The union also says that the company made nearly a billion dollars in 2004 and could afford giving the workers a decent settlement. The workers had been without a new contract since November 30, 2005. The last strike against a private garbage-hauling company took place in New York in 1990.

Waste Management collects trash for about 10,000 commercial businesses, such as offices, hotels, and restaurants in New York City and parts of Westchester County. Two of their clients are Shea Stadium and Yankee Stadium where the New York Mets and New York Yankees play baseball.

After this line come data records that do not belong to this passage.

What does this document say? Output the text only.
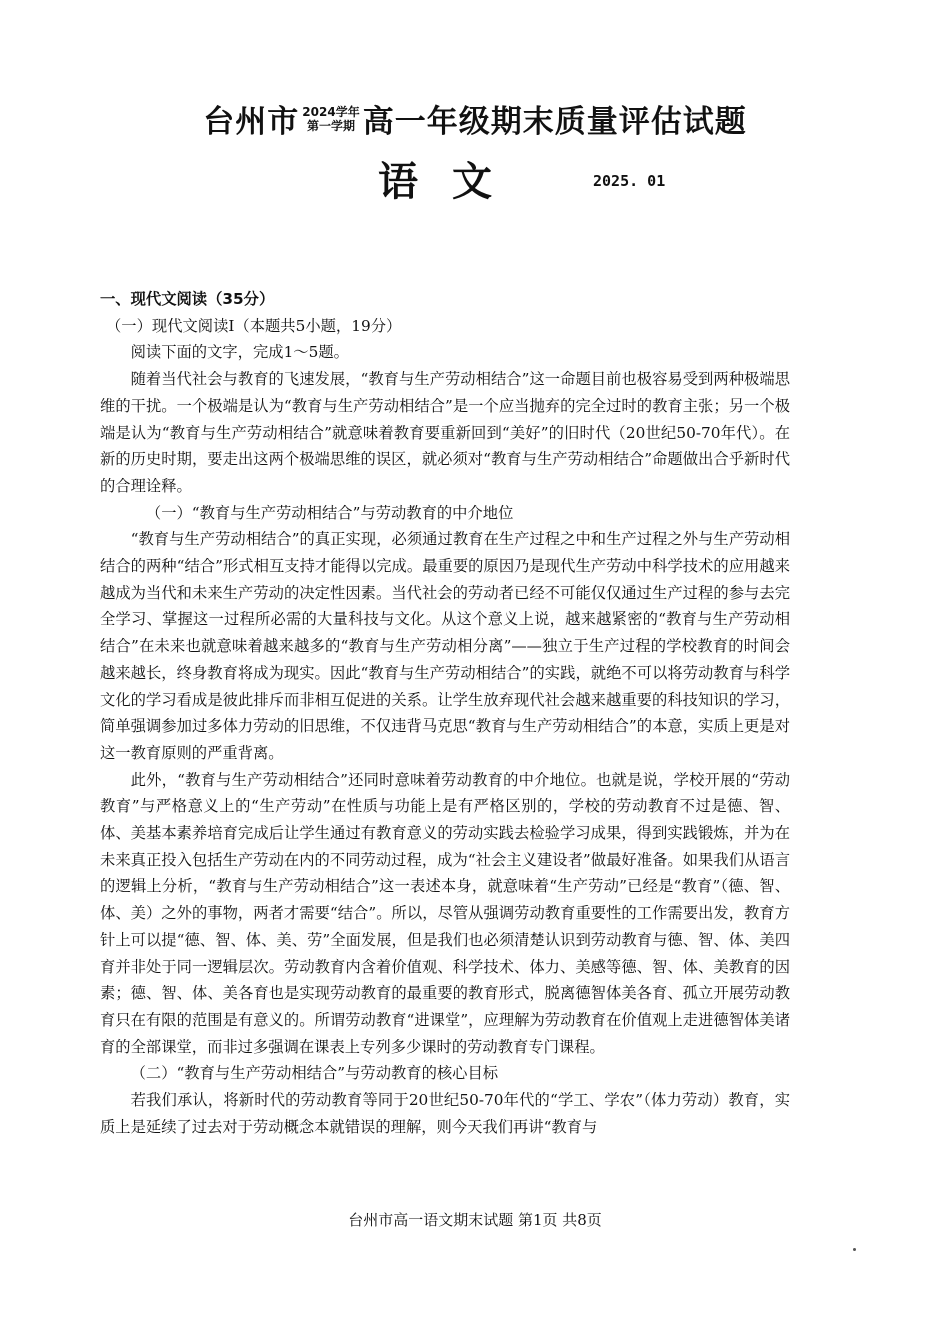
台州市 2024学年
第一学期 高一年级期末质量评估试题
语文	2025. 01

一、现代文阅读（35分）

（一）现代文阅读Ⅰ（本题共5小题，19分）

阅读下面的文字，完成1～5题。

随着当代社会与教育的飞速发展，“教育与生产劳动相结合”这一命题目前也极容易受到两种极端思维的干扰。一个极端是认为“教育与生产劳动相结合”是一个应当抛弃的完全过时的教育主张；另一个极端是认为“教育与生产劳动相结合”就意味着教育要重新回到“美好”的旧时代（20世纪50-70年代）。在新的历史时期，要走出这两个极端思维的误区，就必须对“教育与生产劳动相结合”命题做出合乎新时代的合理诠释。

（一）“教育与生产劳动相结合”与劳动教育的中介地位

“教育与生产劳动相结合”的真正实现，必须通过教育在生产过程之中和生产过程之外与生产劳动相结合的两种“结合”形式相互支持才能得以完成。最重要的原因乃是现代生产劳动中科学技术的应用越来越成为当代和未来生产劳动的决定性因素。当代社会的劳动者已经不可能仅仅通过生产过程的参与去完全学习、掌握这一过程所必需的大量科技与文化。从这个意义上说，越来越紧密的“教育与生产劳动相结合”在未来也就意味着越来越多的“教育与生产劳动相分离”——独立于生产过程的学校教育的时间会越来越长，终身教育将成为现实。因此“教育与生产劳动相结合”的实践，就绝不可以将劳动教育与科学文化的学习看成是彼此排斥而非相互促进的关系。让学生放弃现代社会越来越重要的科技知识的学习，简单强调参加过多体力劳动的旧思维，不仅违背马克思“教育与生产劳动相结合”的本意，实质上更是对这一教育原则的严重背离。

此外，“教育与生产劳动相结合”还同时意味着劳动教育的中介地位。也就是说，学校开展的“劳动教育”与严格意义上的“生产劳动”在性质与功能上是有严格区别的，学校的劳动教育不过是德、智、体、美基本素养培育完成后让学生通过有教育意义的劳动实践去检验学习成果，得到实践锻炼，并为在未来真正投入包括生产劳动在内的不同劳动过程，成为“社会主义建设者”做最好准备。如果我们从语言的逻辑上分析，“教育与生产劳动相结合”这一表述本身，就意味着“生产劳动”已经是“教育”（德、智、体、美）之外的事物，两者才需要“结合”。所以，尽管从强调劳动教育重要性的工作需要出发，教育方针上可以提“德、智、体、美、劳”全面发展，但是我们也必须清楚认识到劳动教育与德、智、体、美四育并非处于同一逻辑层次。劳动教育内含着价值观、科学技术、体力、美感等德、智、体、美教育的因素；德、智、体、美各育也是实现劳动教育的最重要的教育形式，脱离德智体美各育、孤立开展劳动教育只在有限的范围是有意义的。所谓劳动教育“进课堂”，应理解为劳动教育在价值观上走进德智体美诸育的全部课堂，而非过多强调在课表上专列多少课时的劳动教育专门课程。

（二）“教育与生产劳动相结合”与劳动教育的核心目标

若我们承认，将新时代的劳动教育等同于20世纪50-70年代的“学工、学农”（体力劳动）教育，实质上是延续了过去对于劳动概念本就错误的理解，则今天我们再讲“教育与

台州市高一语文期末试题 第1页 共8页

Mayor Bloomberg has declared: “If Waste management doesn’t collect the trash ... the city will step in and we will... pick up the trash.” However, a company spokesman has claimed that they are using scab labor to pick up the garbage.

Canada

Diamond mineworkers strike

About 400 workers at Ekati in the Northwest Territories, Canada’s first diamond mine, went on strike on April 7. Negotiations between their union, the Public Service Alliance of Canada (PSAC), and representatives of the mine’s owner, BHP Billiton, broke off the day before. The company had offered a salary increase of 1 percent and one-day floating holiday in exchange for workers giving up three days of paid sick leave, but their offer did not address key issues of layoffs by seniority and job security.

Ekati, which is located on Lac de Gras, 300 km northeast of Yellowknife and 200 km south of the Arctic Circle, opened in 1998. It produces 6 percent of the world’s diamond supply by value or 4 percent by weight and yields 3 to 5 million karats annually. BHP Billiton is the world’s largest mining company, based in Australia. It was formed in a 2001 merger of Australian Broken Hill Proprietary Company (BHP) and British company Billiton.

Workers at Winnipeg bus manufacturer walk out

Six hundred sixty-seven employees of New Flyer Industries in Winnipeg, Manitoba, walked out on April 5 after the company bargaining team demanded the union agree to all its non-monetary proposals before discussing monetary issues. The main issue is the contracting out of work: New Flyer is planning to transfer some operations out of the Winnipeg headquarters to its Minnesota factories in St. Cloud and Crookston, “which are currently operating below capacity,” according to a company representative.

The workers are members of Canadian Auto Workers (CAW) Local 3003. Their contract expired at the end of March. New Flyer is the largest heavy-duty transit bus manufacturer in North America and produces about 1,500 buses a year.